The thin film alloy limit

Our paper, Cheaito et al. “Experimental investigation of size effects on the thermal conductivity of silicon-germanium alloy thin films” – was recently published in Physical Review Letters (Phys. Rev. Lett109, 195901 (2012)).  In this paper, we used TDTR to measure the thermal conductivity of a range of Si1-xGex films of varying composition and thicknesses.  We find that the heat transport in alloy films are substantially limited by the size effects.  We also find that the thermal conductivities of Si1-xGexsuperlattices are ultimately limited by finite size effects and sample size rather than periodicity or alloying.  Therefore, if a comparison is to be made between the thermal conductivities of superlattices and alloys, the total sample thicknesses of each must be considered.

Abstract

We experimentally investigate the role of size effects and boundary scattering on the thermal conductivity of silicon-germanium alloys.

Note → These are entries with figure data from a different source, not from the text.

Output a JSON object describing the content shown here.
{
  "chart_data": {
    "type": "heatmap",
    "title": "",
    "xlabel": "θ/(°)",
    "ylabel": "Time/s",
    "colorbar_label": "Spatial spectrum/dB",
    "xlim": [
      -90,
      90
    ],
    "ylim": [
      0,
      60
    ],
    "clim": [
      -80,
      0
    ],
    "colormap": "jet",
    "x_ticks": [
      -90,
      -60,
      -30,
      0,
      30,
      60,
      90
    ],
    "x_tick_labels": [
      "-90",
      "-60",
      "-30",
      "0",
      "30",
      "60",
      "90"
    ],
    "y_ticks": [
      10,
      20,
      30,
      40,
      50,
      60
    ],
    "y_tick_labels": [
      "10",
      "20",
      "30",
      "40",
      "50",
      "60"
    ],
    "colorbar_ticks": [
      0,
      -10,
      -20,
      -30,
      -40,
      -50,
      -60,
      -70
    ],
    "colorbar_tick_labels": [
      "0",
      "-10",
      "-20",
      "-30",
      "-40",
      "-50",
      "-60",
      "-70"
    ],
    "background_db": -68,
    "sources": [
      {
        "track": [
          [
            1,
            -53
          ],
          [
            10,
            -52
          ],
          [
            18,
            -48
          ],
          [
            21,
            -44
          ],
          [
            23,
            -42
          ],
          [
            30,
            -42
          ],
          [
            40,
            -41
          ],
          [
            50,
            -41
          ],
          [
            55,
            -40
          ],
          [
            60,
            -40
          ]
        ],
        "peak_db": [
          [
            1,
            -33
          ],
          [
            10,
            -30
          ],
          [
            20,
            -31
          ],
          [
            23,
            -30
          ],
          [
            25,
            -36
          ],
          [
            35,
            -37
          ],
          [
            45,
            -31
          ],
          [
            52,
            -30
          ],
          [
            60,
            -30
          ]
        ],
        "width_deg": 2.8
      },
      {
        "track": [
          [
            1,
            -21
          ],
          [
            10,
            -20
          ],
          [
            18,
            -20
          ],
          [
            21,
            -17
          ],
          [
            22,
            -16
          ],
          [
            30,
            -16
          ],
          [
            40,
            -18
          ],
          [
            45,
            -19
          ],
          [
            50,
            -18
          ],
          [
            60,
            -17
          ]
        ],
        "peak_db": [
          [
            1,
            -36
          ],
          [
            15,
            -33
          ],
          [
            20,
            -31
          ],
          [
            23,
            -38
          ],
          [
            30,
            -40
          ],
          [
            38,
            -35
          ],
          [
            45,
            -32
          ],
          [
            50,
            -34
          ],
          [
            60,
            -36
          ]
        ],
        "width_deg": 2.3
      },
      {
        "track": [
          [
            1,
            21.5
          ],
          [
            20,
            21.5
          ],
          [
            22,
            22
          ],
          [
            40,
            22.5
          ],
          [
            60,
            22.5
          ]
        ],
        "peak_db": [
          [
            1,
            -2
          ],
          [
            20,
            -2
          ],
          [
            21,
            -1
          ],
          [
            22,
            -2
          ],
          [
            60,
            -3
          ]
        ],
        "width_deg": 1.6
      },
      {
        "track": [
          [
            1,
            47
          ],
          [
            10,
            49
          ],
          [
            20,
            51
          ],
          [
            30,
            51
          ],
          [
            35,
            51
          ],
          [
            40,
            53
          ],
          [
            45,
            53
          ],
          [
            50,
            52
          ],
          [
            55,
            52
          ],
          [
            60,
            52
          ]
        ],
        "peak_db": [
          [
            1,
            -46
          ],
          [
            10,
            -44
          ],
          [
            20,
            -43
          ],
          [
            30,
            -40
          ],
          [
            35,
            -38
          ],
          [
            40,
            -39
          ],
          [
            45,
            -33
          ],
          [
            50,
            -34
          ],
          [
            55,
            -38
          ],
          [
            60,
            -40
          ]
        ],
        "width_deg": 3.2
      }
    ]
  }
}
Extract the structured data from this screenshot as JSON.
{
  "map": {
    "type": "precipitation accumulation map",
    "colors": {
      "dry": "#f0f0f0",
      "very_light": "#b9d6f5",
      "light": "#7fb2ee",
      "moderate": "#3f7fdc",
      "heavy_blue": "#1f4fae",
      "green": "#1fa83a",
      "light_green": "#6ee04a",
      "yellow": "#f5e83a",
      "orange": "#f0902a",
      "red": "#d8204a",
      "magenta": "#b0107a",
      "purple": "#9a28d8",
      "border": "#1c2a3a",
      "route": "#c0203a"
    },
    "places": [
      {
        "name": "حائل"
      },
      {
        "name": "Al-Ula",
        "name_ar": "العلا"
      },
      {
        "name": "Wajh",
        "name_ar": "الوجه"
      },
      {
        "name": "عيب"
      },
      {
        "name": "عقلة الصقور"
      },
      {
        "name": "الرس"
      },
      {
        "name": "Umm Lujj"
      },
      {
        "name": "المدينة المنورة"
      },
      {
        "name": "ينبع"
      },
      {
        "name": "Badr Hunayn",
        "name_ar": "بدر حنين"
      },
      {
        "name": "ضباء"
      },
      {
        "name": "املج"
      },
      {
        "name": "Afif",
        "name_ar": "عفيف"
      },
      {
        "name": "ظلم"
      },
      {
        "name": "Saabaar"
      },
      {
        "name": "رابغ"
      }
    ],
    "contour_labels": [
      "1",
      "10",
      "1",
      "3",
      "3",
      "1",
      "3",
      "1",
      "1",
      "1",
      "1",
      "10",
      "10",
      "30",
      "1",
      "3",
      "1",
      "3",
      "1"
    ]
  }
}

The thermal conductivities of a series of epitaxially grown Si1-xGex thin films with varying thicknesses and compositions were measured with time-domain thermoreflectance. The resulting conductivities are found to be 3 to 5 times less than bulk values and vary strongly with film thickness. By examining these measured thermal conductivities in the context of a previously established model, it is shown that long wavelength phonons, known to be the dominant heat carriers in alloy films, are strongly scattered by the film boundaries, thereby inducing the observed reductions in heat transport. These results are then generalized to silicon-germanium systems of various thicknesses and compositions; we find that the thermal conductivities of Si1-xGexsuperlattices are ultimately limited by finite size effects and sample size rather than periodicity or alloying. This demonstrates the strong influence of sample size in alloyed nanosystems. Therefore, if a comparison is to be made between the thermal conductivities of superlattices and alloys, the total sample thicknesses of each must be considered.

This work was funded by NSF (CBET Award #1134311) and Sandia National Laboratories through the LDRD Program Office.